Cieszyłyśmy się, słysząc Jego rześki głos w telefonie, widząc znów Jego zainteresowanie wszystkim, co się wokół działo. Dzwonił do Tereni prosząc o Jej specjalnie przyprawione śledzie na Święta Bożego Narodzenia. Bardzo Mu smakowały. Irenka przywiozła Mu naleśniki.

Po Nowym Roku byłyśmy zajęte przygotowaniami do koncertu kolędowego, ale na początek lutego umawiałyśmy się na wizytę u Maestra. Nie zdążyłyśmy. Nie możemy się z tym pogodzić. Bardzo nam Go brakuje! A jednocześnie mamy wrażenie, jakby tu nadal był. Zwłaszcza, gdy słuchamy nagrań Jego utworów, gdy patrzymy na nuty pisane Jego ręką, na fotografie, gdy śpiewamy Jego pieśni pamiętając o wskazówkach, jakich udzielał podczas ich nauki, mając jeszcze w uszach Jego głos…

Janusz Dąbrowski odcisnął na naszym chórze tak głębokie artystyczne piętno, że nie mamy wątpliwości, że pozostanie naszym muzycznym Patronem.

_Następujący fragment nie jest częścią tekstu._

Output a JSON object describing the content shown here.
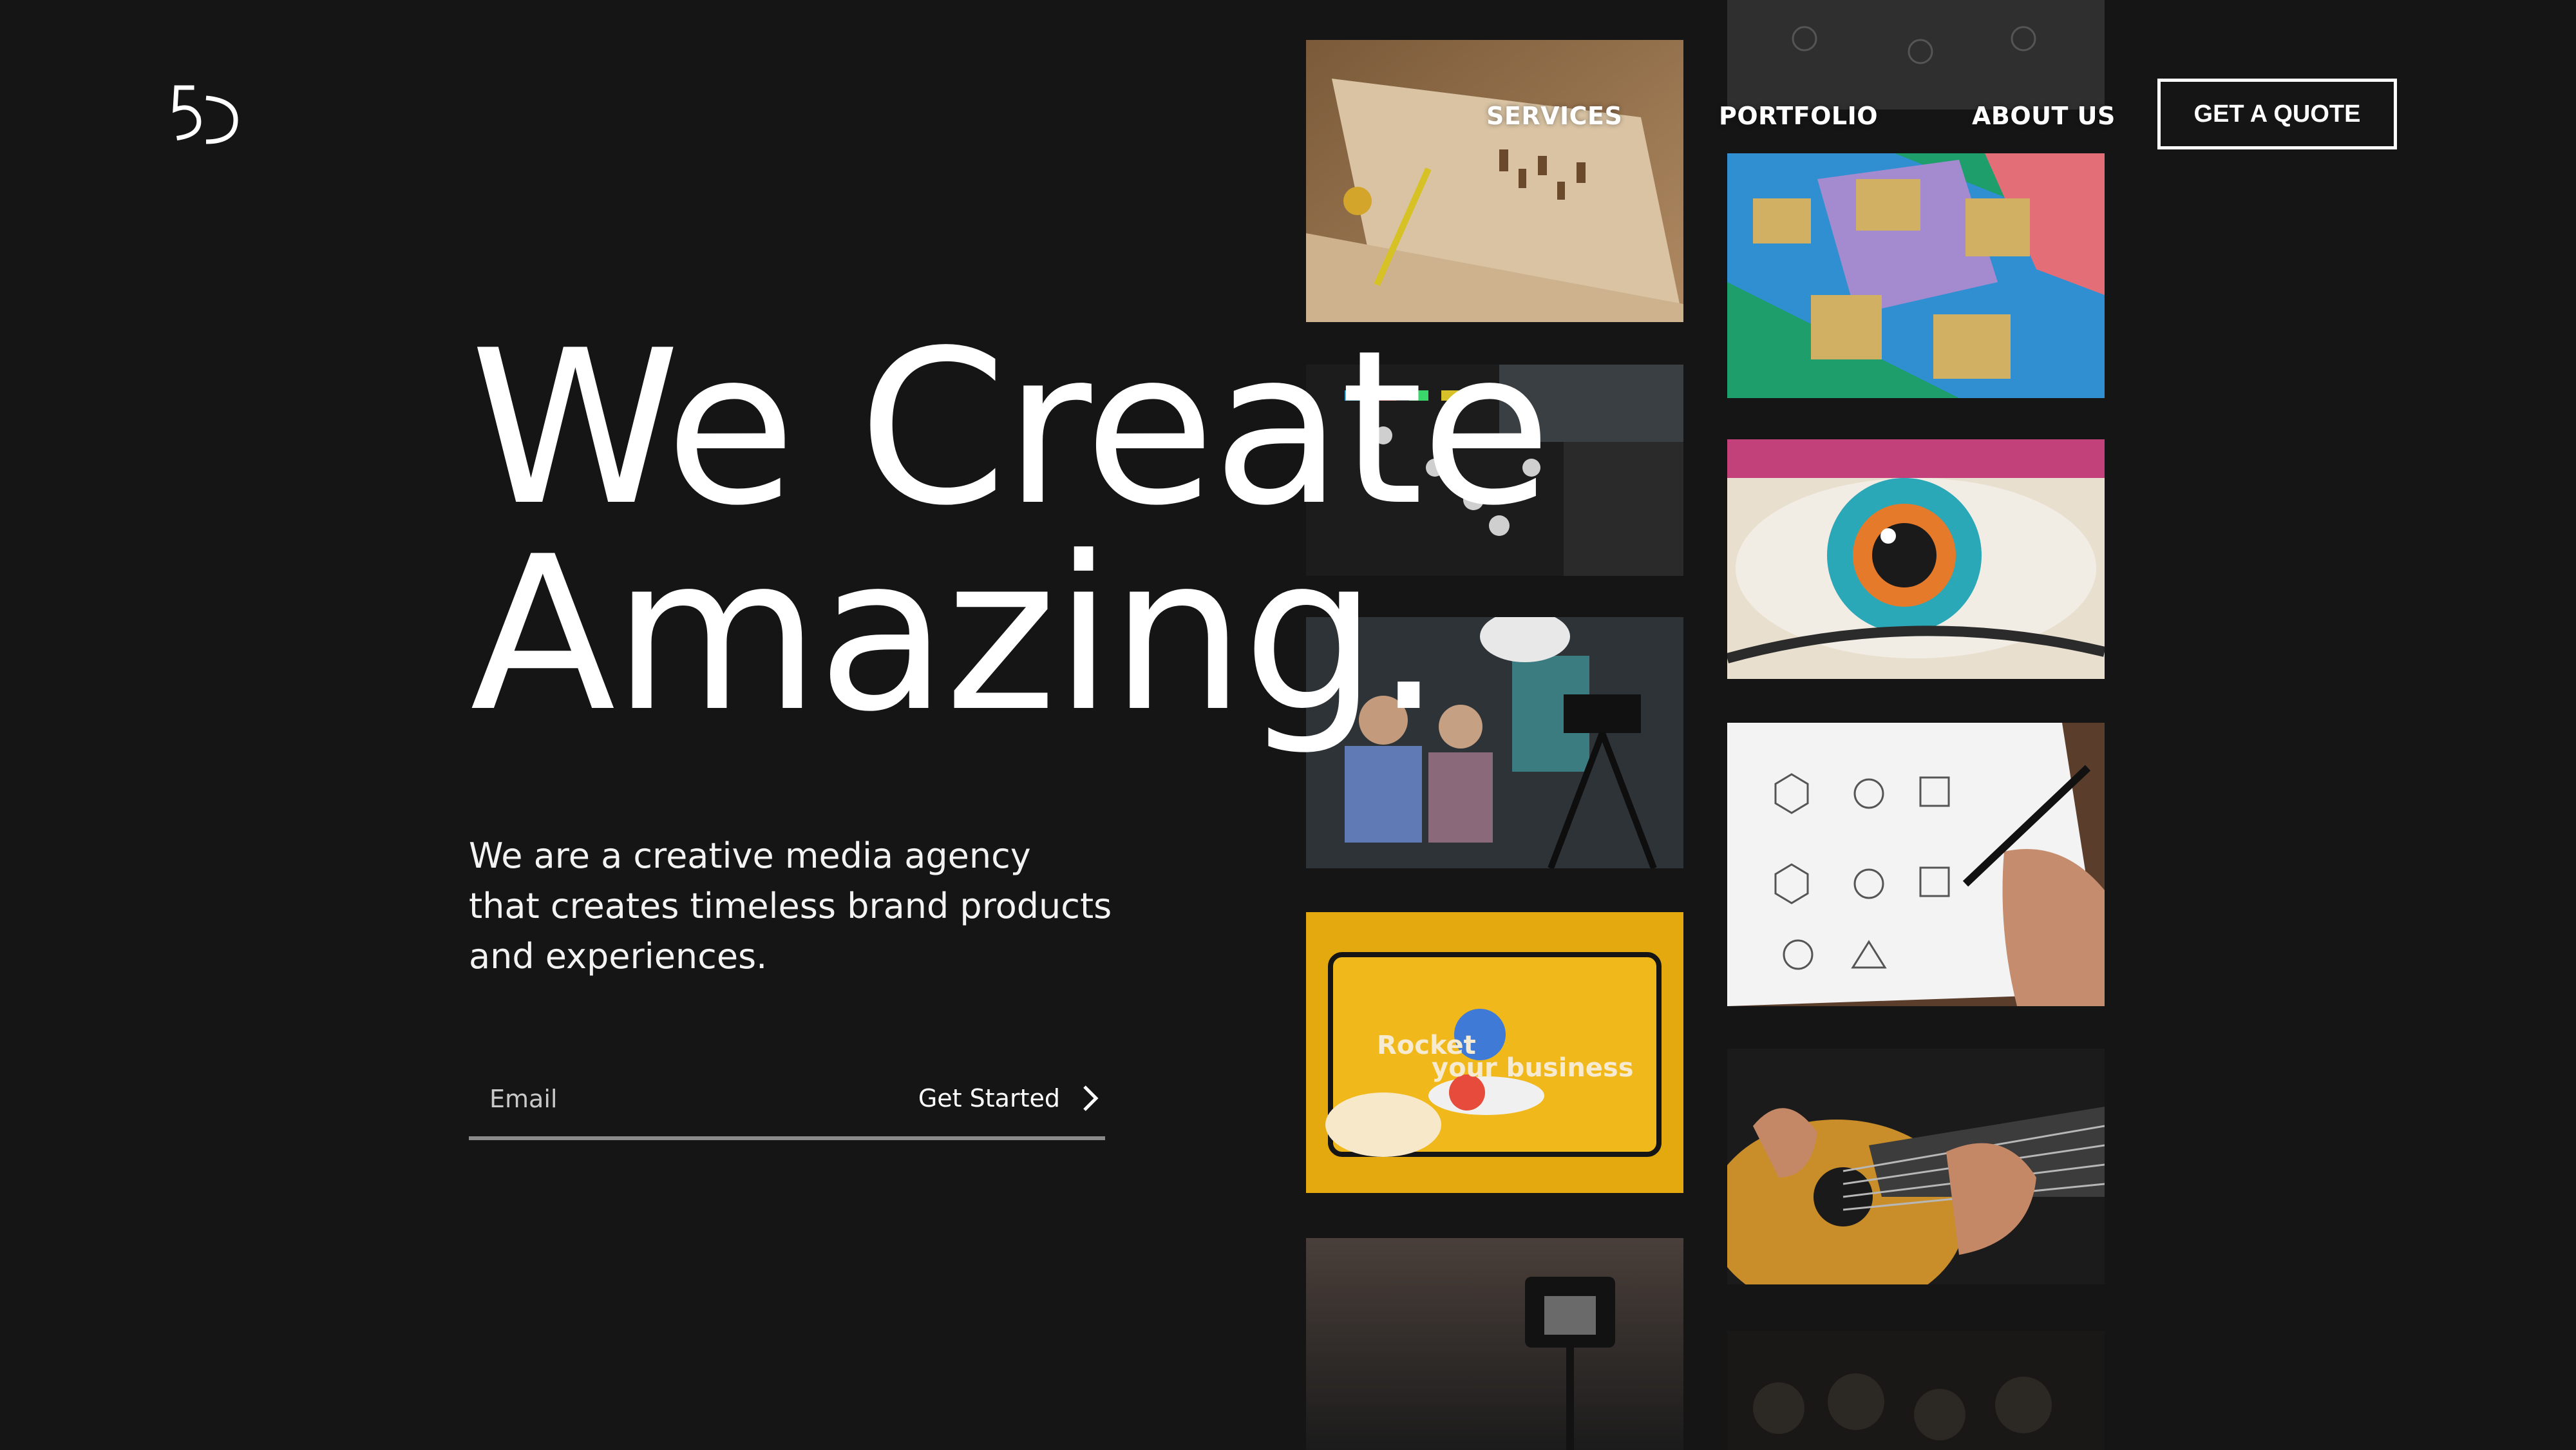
{
  "brand": {
    "logo_text": "5D"
  },
  "nav": {
    "links": [
      {
        "label": "SERVICES"
      },
      {
        "label": "PORTFOLIO"
      },
      {
        "label": "ABOUT US"
      }
    ],
    "cta_label": "GET A QUOTE"
  },
  "hero": {
    "headline_line1": "We Create",
    "headline_line2": "Amazing.",
    "tagline_lines": [
      "We are a creative media agency",
      "that creates timeless brand products",
      "and experiences."
    ],
    "email_placeholder": "Email",
    "submit_label": "Get Started"
  },
  "gallery": {
    "tiles": [
      {
        "name": "wooden-workbench-photo"
      },
      {
        "name": "audio-mixer-photo"
      },
      {
        "name": "video-interview-set-photo"
      },
      {
        "name": "rocket-website-mockup",
        "mock_title_1": "Rocket",
        "mock_title_2": "your business"
      },
      {
        "name": "camera-on-tripod-photo"
      },
      {
        "name": "drawing-sketches-photo-top"
      },
      {
        "name": "boxes-on-colors-photo"
      },
      {
        "name": "painted-eye-photo"
      },
      {
        "name": "hand-drawing-icons-photo"
      },
      {
        "name": "guitar-playing-photo"
      },
      {
        "name": "dark-crowd-photo"
      }
    ]
  },
  "colors": {
    "background": "#151515",
    "text": "#ffffff",
    "underline": "#8a8a8a"
  }
}
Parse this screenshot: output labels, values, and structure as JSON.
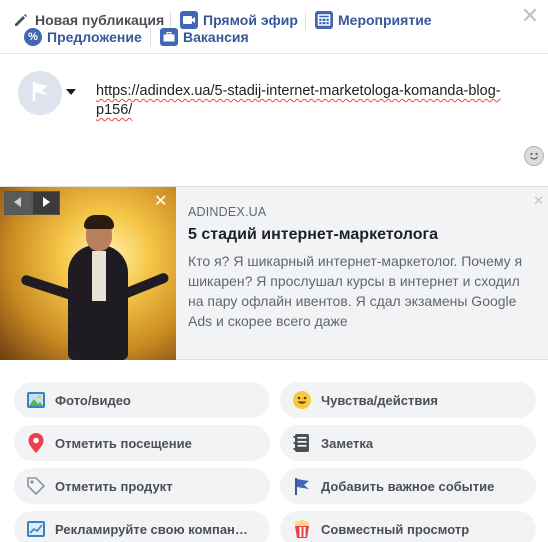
{
  "tabs": {
    "new_post": "Новая публикация",
    "live": "Прямой эфир",
    "event": "Мероприятие",
    "offer": "Предложение",
    "job": "Вакансия"
  },
  "composer": {
    "text": "https://adindex.ua/5-stadij-internet-marketologa-komanda-blog-p156/"
  },
  "preview": {
    "domain": "ADINDEX.UA",
    "title": "5 стадий интернет-маркетолога",
    "description": "Кто я? Я шикарный интернет-маркетолог. Почему я шикарен? Я прослушал курсы в интернет и сходил на пару офлайн ивентов. Я сдал экзамены Google Ads и скорее всего даже"
  },
  "actions": [
    {
      "label": "Фото/видео",
      "icon": "photo-icon"
    },
    {
      "label": "Чувства/действия",
      "icon": "smiley-icon"
    },
    {
      "label": "Отметить посещение",
      "icon": "location-pin-icon"
    },
    {
      "label": "Заметка",
      "icon": "note-icon"
    },
    {
      "label": "Отметить продукт",
      "icon": "tag-icon"
    },
    {
      "label": "Добавить важное событие",
      "icon": "flag-icon"
    },
    {
      "label": "Рекламируйте свою компан…",
      "icon": "promote-icon"
    },
    {
      "label": "Совместный просмотр",
      "icon": "popcorn-icon"
    }
  ],
  "colors": {
    "fb_blue": "#4267b2",
    "action_bg": "#f2f3f5"
  }
}
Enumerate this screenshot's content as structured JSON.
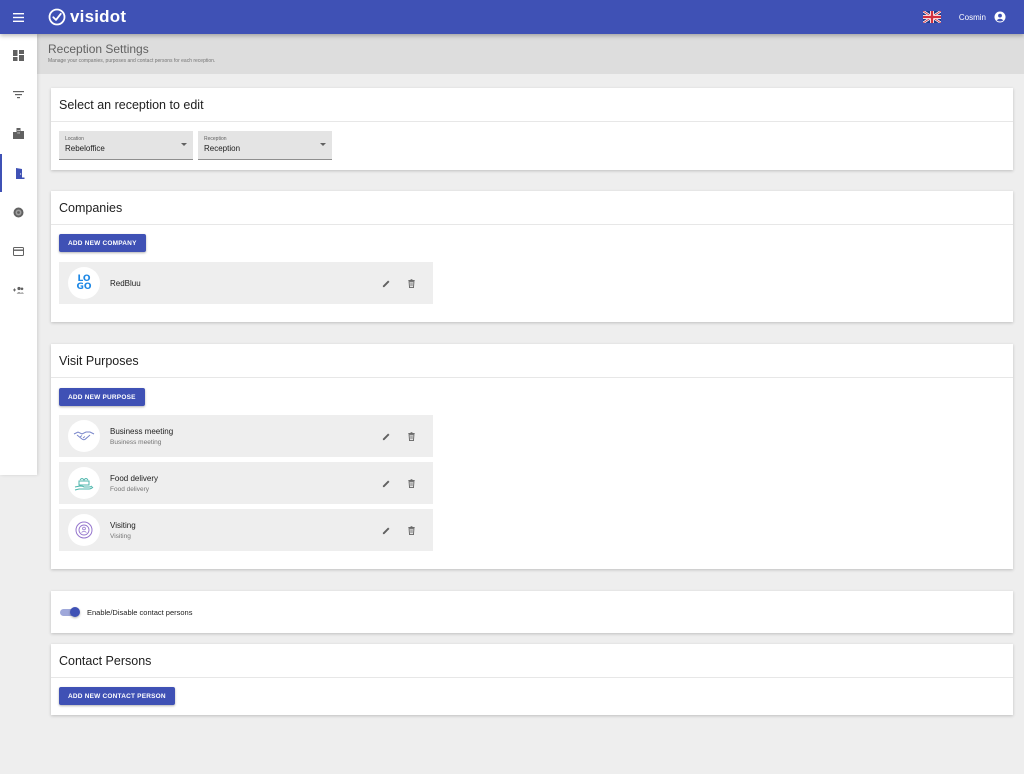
{
  "app": {
    "brand": "visidot",
    "user": "Cosmin",
    "language_flag": "uk-flag-icon"
  },
  "nav": [
    {
      "icon": "dashboard-icon"
    },
    {
      "icon": "filter-icon"
    },
    {
      "icon": "buildings-icon"
    },
    {
      "icon": "door-icon",
      "active": true
    },
    {
      "icon": "target-icon"
    },
    {
      "icon": "card-icon"
    },
    {
      "icon": "add-users-icon"
    }
  ],
  "header": {
    "title": "Reception Settings",
    "subtitle": "Manage your companies, purposes and contact persons for each reception."
  },
  "select_section": {
    "title": "Select an reception to edit",
    "location": {
      "label": "Location",
      "value": "Rebeloffice"
    },
    "reception": {
      "label": "Reception",
      "value": "Reception"
    }
  },
  "companies": {
    "title": "Companies",
    "add_label": "ADD NEW COMPANY",
    "items": [
      {
        "name": "RedBluu",
        "logo_text": [
          "LO",
          "GO"
        ]
      }
    ]
  },
  "purposes": {
    "title": "Visit Purposes",
    "add_label": "ADD NEW PURPOSE",
    "items": [
      {
        "title": "Business meeting",
        "subtitle": "Business meeting",
        "icon": "handshake-icon"
      },
      {
        "title": "Food delivery",
        "subtitle": "Food delivery",
        "icon": "food-delivery-icon"
      },
      {
        "title": "Visiting",
        "subtitle": "Visiting",
        "icon": "visitor-icon"
      }
    ]
  },
  "contact_toggle": {
    "label": "Enable/Disable contact persons",
    "enabled": true
  },
  "contacts": {
    "title": "Contact Persons",
    "add_label": "ADD NEW CONTACT PERSON"
  },
  "colors": {
    "primary": "#3f51b5",
    "toggle_track": "#9fa8da",
    "background": "#eeeeee"
  }
}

Chciałybyśmy rozszerzyć nazwę chóru nadając mu imię Janusza Dąbrowskiego, bo przez prawie 50 lat byłyśmy autentycznie J e g o chórem.

Joanna Kulesza-Fijałkowska
Warszawski Chór Żeński „Harfa”
29.02.2020 r.

[1] Od 1979 r. Państwowa Wyższa Szkoła Muzyczna nazywała się Akademią Muzyczną, a obecnie to Warszawski Uniwersytet Muzyczny Fryderyka Chopina.
[2] Gospodi usłyszi 2006 r.; Iże heruvimy ok. 2007 r.; Bogorodice Dievo 2016; Miłost mira 2016; Swiatyj Boże 2016; Vospojtie Gospodi 2016.
[3] Pierwsza wersja „Vocalise” z 1984 r., ostatnie poprawki z 2016 r.